I welcomed Harry Debes' outburst against SaaS last summer, because being attacked is always better than being ignored. After years of indifference to SaaS, the conventional software world has suddenly woken up to the threat and started attacking it in the hope it will all go away.
2009 has begun with a renewed onslaught — perhaps enheartened by Salesforce.com suffering a total shutdown for almost 40 minutes last Tuesday, when a network device failed and took out its failover at the same time. Even the system status dashboard was inaccessible, leaving customers feverishly twittering for updates.
On the same day, Bill McDermott, SAP America's CEO and president of global field operations was telling Information Week that large enterprises will "never" use SaaS as a platform for running their core business operations (Oracle's CRM chief Anthony Lye advanced a similar argument at November's SIIA OnDemand conference).

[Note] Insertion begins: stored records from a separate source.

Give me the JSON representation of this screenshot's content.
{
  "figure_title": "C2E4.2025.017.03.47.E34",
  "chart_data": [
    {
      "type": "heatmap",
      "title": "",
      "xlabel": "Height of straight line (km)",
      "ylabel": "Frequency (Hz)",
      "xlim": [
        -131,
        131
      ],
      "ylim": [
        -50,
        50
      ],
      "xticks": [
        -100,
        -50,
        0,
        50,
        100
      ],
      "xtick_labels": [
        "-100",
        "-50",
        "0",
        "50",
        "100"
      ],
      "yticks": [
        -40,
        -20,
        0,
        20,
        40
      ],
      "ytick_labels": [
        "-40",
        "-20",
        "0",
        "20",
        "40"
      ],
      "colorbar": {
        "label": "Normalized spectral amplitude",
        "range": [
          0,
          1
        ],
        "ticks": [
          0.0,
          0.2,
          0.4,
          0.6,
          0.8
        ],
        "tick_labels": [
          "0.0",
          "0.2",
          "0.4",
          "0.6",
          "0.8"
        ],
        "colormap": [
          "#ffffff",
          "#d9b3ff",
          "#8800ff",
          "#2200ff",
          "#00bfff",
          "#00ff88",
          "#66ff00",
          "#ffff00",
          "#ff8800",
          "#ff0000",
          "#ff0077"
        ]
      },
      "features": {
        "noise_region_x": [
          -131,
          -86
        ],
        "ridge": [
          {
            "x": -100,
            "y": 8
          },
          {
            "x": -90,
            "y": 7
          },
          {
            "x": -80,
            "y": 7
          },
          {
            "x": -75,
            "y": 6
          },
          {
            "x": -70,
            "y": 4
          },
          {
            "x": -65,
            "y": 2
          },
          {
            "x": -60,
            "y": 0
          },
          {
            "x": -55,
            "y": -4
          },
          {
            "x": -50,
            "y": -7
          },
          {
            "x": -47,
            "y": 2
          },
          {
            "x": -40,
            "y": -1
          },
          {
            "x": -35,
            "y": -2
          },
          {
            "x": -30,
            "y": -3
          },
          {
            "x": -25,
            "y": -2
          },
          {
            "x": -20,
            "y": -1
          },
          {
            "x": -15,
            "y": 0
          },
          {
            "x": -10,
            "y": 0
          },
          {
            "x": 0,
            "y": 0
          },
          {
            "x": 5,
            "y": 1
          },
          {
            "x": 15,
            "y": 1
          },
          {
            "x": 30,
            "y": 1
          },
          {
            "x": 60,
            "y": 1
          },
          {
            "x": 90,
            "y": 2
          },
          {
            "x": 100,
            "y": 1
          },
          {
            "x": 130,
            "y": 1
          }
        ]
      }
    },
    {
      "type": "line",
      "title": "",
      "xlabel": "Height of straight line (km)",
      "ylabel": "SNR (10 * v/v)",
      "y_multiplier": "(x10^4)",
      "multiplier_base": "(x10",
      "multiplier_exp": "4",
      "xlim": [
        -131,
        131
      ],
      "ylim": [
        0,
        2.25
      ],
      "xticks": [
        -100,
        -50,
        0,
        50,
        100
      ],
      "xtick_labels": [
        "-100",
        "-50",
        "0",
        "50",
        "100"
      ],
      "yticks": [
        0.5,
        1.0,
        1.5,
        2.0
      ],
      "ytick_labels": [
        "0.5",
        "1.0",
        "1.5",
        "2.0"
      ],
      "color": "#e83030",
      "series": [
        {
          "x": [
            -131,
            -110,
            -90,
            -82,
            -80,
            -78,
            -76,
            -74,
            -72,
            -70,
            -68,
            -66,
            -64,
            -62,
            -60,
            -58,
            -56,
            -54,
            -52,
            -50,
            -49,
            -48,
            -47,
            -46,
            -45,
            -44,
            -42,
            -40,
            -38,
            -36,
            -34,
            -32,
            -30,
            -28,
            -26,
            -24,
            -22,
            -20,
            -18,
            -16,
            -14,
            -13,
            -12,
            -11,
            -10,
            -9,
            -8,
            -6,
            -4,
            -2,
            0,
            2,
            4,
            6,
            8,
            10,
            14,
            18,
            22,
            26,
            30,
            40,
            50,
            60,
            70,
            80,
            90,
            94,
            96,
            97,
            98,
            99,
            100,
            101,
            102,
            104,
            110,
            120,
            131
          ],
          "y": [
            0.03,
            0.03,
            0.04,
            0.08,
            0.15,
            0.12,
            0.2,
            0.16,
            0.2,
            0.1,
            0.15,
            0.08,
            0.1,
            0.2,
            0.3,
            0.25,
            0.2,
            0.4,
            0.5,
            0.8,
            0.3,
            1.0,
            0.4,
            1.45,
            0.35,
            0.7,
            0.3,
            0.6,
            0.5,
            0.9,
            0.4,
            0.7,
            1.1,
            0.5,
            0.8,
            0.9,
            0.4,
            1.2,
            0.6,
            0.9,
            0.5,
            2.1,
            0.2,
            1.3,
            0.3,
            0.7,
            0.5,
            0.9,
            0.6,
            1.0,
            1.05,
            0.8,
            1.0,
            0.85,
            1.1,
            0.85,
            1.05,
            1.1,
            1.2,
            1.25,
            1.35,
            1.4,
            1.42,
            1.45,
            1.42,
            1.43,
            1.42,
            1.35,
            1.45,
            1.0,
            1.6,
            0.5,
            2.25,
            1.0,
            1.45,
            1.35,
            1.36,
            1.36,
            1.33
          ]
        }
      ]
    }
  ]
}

Instead, former Oracle technology chief John Wookey is heading up a strategy to offer SaaS modules that "snap on" to SAP's on-premise applications — rather like Microsoft's 'software-plus-services' approach. As if that will eliminate all likelihood of anyone ever suffering a 40-minute outage. Perhaps a sprinkling of FUD about SaaS vendor viability will do the trick instead ...
Yet the harder these holdouts rage against SaaS, the more steadily it advances. Today, Evans Data released the results of a developer survey that found almost a third of developers in North America are already working on SaaS projects, and more than half worldwide expect they'll be doing so in 2009. Meanwhile, an analysis of Google search data by Pingdom has found that SaaS is still holding its own as a buzzword, even while both 'Web 2.0' and 'cloud computing' have shown sharp declines in 2008.
Faced with such a relentless surge, the anti-SaaS chorus is hitting ever more frenetic notes. For example, the ComputerWorld blogger who last week argued that SaaS hurts a fragile economy by eliminating IT staff from unproductive positions that are a drag on their employer's operational efficiency. Or the astonishing calculation that if you power on your desktop computer and then power it off again each time you do a Google search, you'll soon burn more carbon than if you boil a kettle.
When the attacks become this desperate, you know you're onto a winner.